Undecided situation: The composite weight is between the first and second thresholds.
Consider the level of information content in DataStage
One or more columns in one record must have equivalent columns in the other record to compare them. For example, in order to match on family name and age, both records must have columns containing family name and age information. Although for a two-source match, the metadata for the comparable columns does not need to be identical.
For a record linkage project to be feasible, it is possible for a human to examine the record pairs and declare with reasonable certainty which of the pairs are a match or a nonmatch. For example, if the only column in common between two sources is gender, you do not then conclude that, because the gender agrees, the pair represents the same individual.
Information content measures the significance of one column over another (discriminating value). For example, a gender code contributes less information than a tax identification number.

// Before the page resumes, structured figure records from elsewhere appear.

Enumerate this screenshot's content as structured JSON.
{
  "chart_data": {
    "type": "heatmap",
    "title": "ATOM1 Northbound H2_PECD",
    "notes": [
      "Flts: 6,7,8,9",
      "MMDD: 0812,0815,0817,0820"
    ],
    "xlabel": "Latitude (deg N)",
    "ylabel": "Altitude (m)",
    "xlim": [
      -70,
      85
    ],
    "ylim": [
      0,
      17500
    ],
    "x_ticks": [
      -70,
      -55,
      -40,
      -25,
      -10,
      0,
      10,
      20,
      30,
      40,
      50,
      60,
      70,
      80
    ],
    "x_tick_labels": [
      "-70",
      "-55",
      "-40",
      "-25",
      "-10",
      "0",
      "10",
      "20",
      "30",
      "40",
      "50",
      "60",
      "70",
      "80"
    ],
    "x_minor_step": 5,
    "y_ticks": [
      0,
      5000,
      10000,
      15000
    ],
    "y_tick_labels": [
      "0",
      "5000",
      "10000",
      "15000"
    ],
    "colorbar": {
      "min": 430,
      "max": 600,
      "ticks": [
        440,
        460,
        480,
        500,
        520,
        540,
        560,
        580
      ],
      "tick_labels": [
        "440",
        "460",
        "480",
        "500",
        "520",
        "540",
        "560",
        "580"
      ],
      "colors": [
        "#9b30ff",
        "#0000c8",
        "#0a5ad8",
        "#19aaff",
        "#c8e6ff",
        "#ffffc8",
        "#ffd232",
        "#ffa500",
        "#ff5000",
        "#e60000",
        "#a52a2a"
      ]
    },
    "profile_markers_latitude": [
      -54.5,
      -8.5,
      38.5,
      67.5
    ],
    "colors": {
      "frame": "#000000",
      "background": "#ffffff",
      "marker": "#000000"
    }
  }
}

Information content also measures the significance of one value in a column over another. In the United States, John contributes less information than Dwezel in a GivenName column. The given name, John, in the United States is much more common than the given name, Dwezel. Significance is determined by the reliability of the value and the ability of the value to discriminate a match from a nonmatch. And any comparison of records needs enough information to reach a reliable conclusion. For example, two identical customer records that contain only the family name, Smith, and that miss values in every other name and address column, do not have enough information to determine that the records represent the same person.